The recently launched Paym scheme looks to be a turning point for how we think about mobile payment. All major banks have included (or will include) a Paym option in their own mobile apps which allows users to pay people by entering their phone number. Once registered, you simply need to type in a recipients number to be able to transfer money. This cuts out the need to ask for account numbers and sort codes, and as Paym is embedded within your banking app, it means that payments can be made securely.
For a closer look at how Paym work, take a look at this video and news article by the BBC.
This could really push mobile payments into large scale usage as the simplicity could attract those that don’t currently use the system. Alternatively, if this doesn’t prompt people to use mobile payment then it’s difficult to know what will.

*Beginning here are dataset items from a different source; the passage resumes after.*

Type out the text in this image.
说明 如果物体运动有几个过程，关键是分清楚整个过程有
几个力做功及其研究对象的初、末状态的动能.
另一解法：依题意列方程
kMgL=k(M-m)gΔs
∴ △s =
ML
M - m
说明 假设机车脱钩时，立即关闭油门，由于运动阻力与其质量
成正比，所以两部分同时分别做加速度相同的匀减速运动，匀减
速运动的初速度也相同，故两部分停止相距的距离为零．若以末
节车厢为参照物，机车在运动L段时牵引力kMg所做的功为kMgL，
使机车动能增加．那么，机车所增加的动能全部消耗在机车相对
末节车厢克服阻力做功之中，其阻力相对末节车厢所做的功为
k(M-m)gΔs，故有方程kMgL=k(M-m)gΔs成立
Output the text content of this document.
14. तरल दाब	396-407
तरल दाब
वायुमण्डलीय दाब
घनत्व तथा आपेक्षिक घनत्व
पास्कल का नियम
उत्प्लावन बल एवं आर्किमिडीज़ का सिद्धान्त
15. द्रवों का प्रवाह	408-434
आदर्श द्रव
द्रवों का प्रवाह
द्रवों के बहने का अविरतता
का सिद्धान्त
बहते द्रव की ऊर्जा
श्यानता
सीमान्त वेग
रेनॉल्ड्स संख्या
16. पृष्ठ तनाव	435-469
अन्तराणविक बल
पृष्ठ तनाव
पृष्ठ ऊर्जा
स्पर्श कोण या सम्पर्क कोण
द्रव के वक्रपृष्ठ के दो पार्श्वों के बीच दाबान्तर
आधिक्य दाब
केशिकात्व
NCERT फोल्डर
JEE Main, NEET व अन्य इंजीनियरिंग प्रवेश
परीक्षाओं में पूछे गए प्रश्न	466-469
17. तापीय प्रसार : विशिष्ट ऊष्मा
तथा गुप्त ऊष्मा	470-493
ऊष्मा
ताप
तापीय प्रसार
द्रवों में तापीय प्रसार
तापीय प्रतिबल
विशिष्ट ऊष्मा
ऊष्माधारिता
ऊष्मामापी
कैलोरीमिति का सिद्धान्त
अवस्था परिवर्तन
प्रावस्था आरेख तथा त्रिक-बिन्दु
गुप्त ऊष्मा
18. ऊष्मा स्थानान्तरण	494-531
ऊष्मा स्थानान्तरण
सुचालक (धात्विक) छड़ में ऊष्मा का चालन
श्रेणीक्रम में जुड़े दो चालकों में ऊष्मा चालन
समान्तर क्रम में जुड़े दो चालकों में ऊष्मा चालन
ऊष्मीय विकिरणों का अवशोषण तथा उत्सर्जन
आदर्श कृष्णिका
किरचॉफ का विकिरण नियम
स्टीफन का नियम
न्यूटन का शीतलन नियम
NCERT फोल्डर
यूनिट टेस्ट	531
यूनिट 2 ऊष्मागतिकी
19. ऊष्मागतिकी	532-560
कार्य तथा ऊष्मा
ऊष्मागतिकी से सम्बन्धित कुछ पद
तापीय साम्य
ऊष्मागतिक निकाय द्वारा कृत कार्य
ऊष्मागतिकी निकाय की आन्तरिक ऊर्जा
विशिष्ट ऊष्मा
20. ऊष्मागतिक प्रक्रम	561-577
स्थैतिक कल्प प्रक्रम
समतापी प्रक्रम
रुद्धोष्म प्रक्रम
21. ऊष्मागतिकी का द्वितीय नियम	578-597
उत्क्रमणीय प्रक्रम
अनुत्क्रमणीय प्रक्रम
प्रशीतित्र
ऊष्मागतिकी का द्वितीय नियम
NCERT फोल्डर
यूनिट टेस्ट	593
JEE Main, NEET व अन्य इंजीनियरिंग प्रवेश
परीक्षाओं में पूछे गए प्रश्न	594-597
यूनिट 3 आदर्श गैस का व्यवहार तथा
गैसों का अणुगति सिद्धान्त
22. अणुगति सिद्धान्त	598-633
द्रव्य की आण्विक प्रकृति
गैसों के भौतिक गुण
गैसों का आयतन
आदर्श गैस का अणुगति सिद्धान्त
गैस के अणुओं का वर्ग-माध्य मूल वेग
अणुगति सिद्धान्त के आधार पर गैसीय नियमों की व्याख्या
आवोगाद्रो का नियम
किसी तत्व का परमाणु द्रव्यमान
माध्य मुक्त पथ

We could maybe see a widespread adoption of contactless payment in the UK too. There has been an indication that consumers are willing to pay for goods using mobile apps as Starbucks’ in house app has 10 million users. By downloading the app to their phone, customers can hold up their screen to a scanner which then deducts the cost of their coffee from their virtual wallet. This must be topped up, but if there are funds available in the account, payment is made much quicker.
Imperial College London has become the first University in the UK to implement mobile payment in their retail and food outlets. The app Yoyo allows students to top up their accounts and scan the QR code on screen to deduct the amount from their Yoyo account. The appeal for people using these apps is not just about speed and ease of use, but also the benefits they receive from retailers. Offers and rewards are helping to promote the method of payment, but what will really encourage people to adopt these type of transactions will be one or two widely used apps.
At present there are not enough popular apps and those that do want to use contactless payment are spread across a number of different apps. Once one or two apps strike the balance between safety and usability and come to the forefront then we may see more people trusting mobile apps as a payment method. There are even predictions that contactless payment could make its way to the wearable market too. Fancy paying for a coffee with your smartwatch, or a few nods of the head to transfer money with Google Glass? It could be here sooner than you’d think.